Tourné dans l’immédiat après-guerre, le film est autant un mélodrame qu'une oeuvre sociopolitique aux accents néo-réalistes. C'est cette dimension qui surprend au premier abord car l'approche des cinéastes est assez originale et courageuse en s'ouvrant quasiment sur 15 minutes assez lyriques sur complainte des chinois dans des villes en décombres, victimes premières des ambitions belliqueuses japonaises. Une très belle séquence d'introduction avec des mouvements de grues amples et parfois virtuoses (le plan dans le bateau qui se rapproche du visage de Kenichi, la caméra survolant les maisons chinoises en ruines...) qui en même capté dans un style documentaire par moment déchirant. Un plan en particulier m'a bouleversé. Un cadre fixe où l'écran est presque coupé en deux. Sur le côté droit, une longue route poussiéreuse qui se perd à l'infini et sur le côté gauche, on voit un âne boitant faisant quelques pas avec difficulté.
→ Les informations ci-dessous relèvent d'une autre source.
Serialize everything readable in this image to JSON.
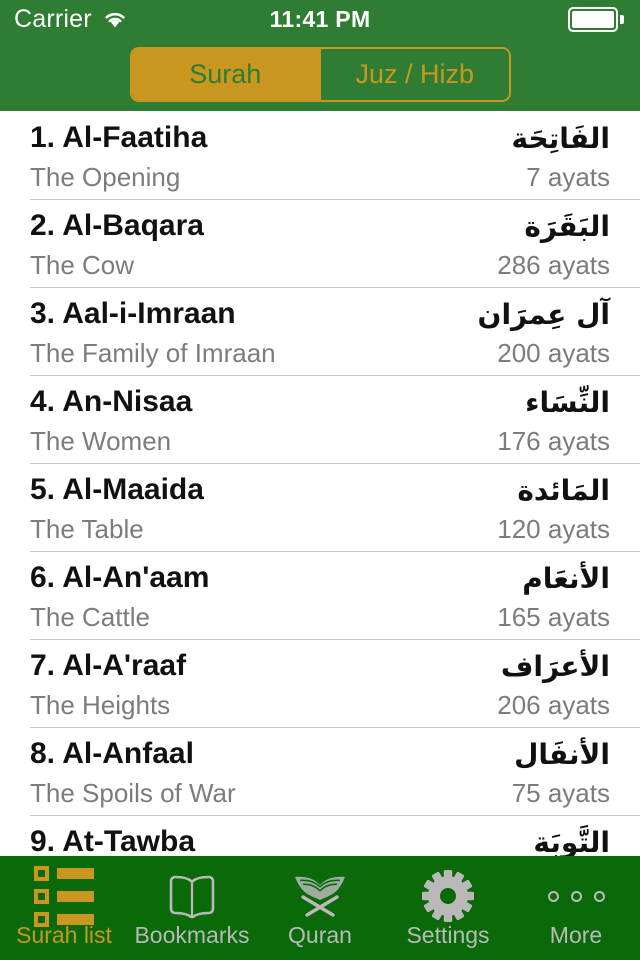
{
  "statusbar": {
    "carrier": "Carrier",
    "wifi_icon": "wifi-icon",
    "time": "11:41 PM",
    "battery_icon": "battery-full-icon"
  },
  "navbar": {
    "segments": [
      {
        "label": "Surah",
        "active": true
      },
      {
        "label": "Juz / Hizb",
        "active": false
      }
    ]
  },
  "colors": {
    "header_green": "#2E7D32",
    "tabbar_green": "#0A6A0A",
    "accent_gold": "#C9971F",
    "separator": "#c8c7cc",
    "secondary_text": "#7c7c7c",
    "inactive_tab_text": "#b9b9b9"
  },
  "list": {
    "rows": [
      {
        "name": "1. Al-Faatiha",
        "arabic": "الفَاتِحَة",
        "meaning": "The Opening",
        "ayats": "7 ayats"
      },
      {
        "name": "2. Al-Baqara",
        "arabic": "البَقَرَة",
        "meaning": "The Cow",
        "ayats": "286 ayats"
      },
      {
        "name": "3. Aal-i-Imraan",
        "arabic": "آل عِمرَان",
        "meaning": "The Family of Imraan",
        "ayats": "200 ayats"
      },
      {
        "name": "4. An-Nisaa",
        "arabic": "النِّسَاء",
        "meaning": "The Women",
        "ayats": "176 ayats"
      },
      {
        "name": "5. Al-Maaida",
        "arabic": "المَائدة",
        "meaning": "The Table",
        "ayats": "120 ayats"
      },
      {
        "name": "6. Al-An'aam",
        "arabic": "الأنعَام",
        "meaning": "The Cattle",
        "ayats": "165 ayats"
      },
      {
        "name": "7. Al-A'raaf",
        "arabic": "الأعرَاف",
        "meaning": "The Heights",
        "ayats": "206 ayats"
      },
      {
        "name": "8. Al-Anfaal",
        "arabic": "الأنفَال",
        "meaning": "The Spoils of War",
        "ayats": "75 ayats"
      },
      {
        "name": "9. At-Tawba",
        "arabic": "التَّوبَة",
        "meaning": "",
        "ayats": ""
      }
    ]
  },
  "tabbar": {
    "tabs": [
      {
        "label": "Surah list",
        "icon": "list-icon",
        "active": true
      },
      {
        "label": "Bookmarks",
        "icon": "open-book-icon",
        "active": false
      },
      {
        "label": "Quran",
        "icon": "quran-icon",
        "active": false
      },
      {
        "label": "Settings",
        "icon": "gear-icon",
        "active": false
      },
      {
        "label": "More",
        "icon": "more-dots-icon",
        "active": false
      }
    ]
  }
}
La fatigue est trop forte et l'animal se couche péniblement avant de s'écrouler de tout son poids, comme s'il refusait de lutter pour survivre. Peu de plans ont aussi bien symbolisé l'état de décrépitude physique et mentale de la population civile. Je me demande vraiment comment cette image a été filmée ou s’il s’agit d’un stock shock. En tout cas, son effet est vraiment impressionnant et douloureux.
Il faut dire que le co-réalisateur Fumio Kamei est l'un des spécialistes du documentaire pacifiste. J'avais pu découvrir il y a quelques années "Il est toujours bon de vivre" (1946) et j'imagine qu'il est l'auteur de tous ces plans plus ou moins pris sur le vif ou tourné au coeur même des décombres encore fumants. Certaines séquences dans le Japon sont tout autant admirables (un incendie saisissant et spectaculaire, des maisons qu'on abat avant qu'elles ne s'écroulent etc...)
Voilà, pour la partie documentaire/néo-réaliste. Celle mélodramatique est forcément un peu moins forte mais elle a l’avantage d’être plutôt bien écrit, très humaniste et préfère jouer sur une sensibilité où la compréhension privilégie les crises d’hystérie, de jalousie et le pathos (quelques moments m’ont fait penser à la trilogie marseillaise de Pagnol). Reste que l’on évite pas non plus des clichés, des péripéties démonstratives (l’amnésie du meilleur ami) et un discours pas très subtil sur un appel à reconstruire le japon avec optimisme et volontarisme.
Par contre, la mise en scène est souvent d’une grande qualité en tentant de traduire avec la mise en scène la psychologie des héros. Ca peut donner des choses très modernes comme cette succession de faux raccord où le visage de l’épouse au premier plan qui sort du cadre dévoilant son prétendant dans le fond de l’image. Ou encore le découpage de certaine scènes en intérieurs qui se montent selon ce que les personnages en amorce cache la visibilité du plan.
Ca n’évite pas toujours la maladresse mais les réalisateurs ne manquent vraiment pas d’idées pertinentes d’autant que cela accompagne l’histoire et les protagonistes. C’est en plus une manière astucieuse de contourner un budget restreint (production indépendante oblige) qui n’évite pas à gommer tous les défauts inhérents à ce genre de financement (qualité d’images aléatoire, le film est entièrement post-synchronisé, l’interprétation est inégale…).
Ce n’est donc pas un chef d’œuvre mais son regard, sa mise en scène, son portrait stupéfiant du Japon de l’après-guerre et tout simplement son humanisme en font un film estimable et par moment audacieux et chaudement conseillé.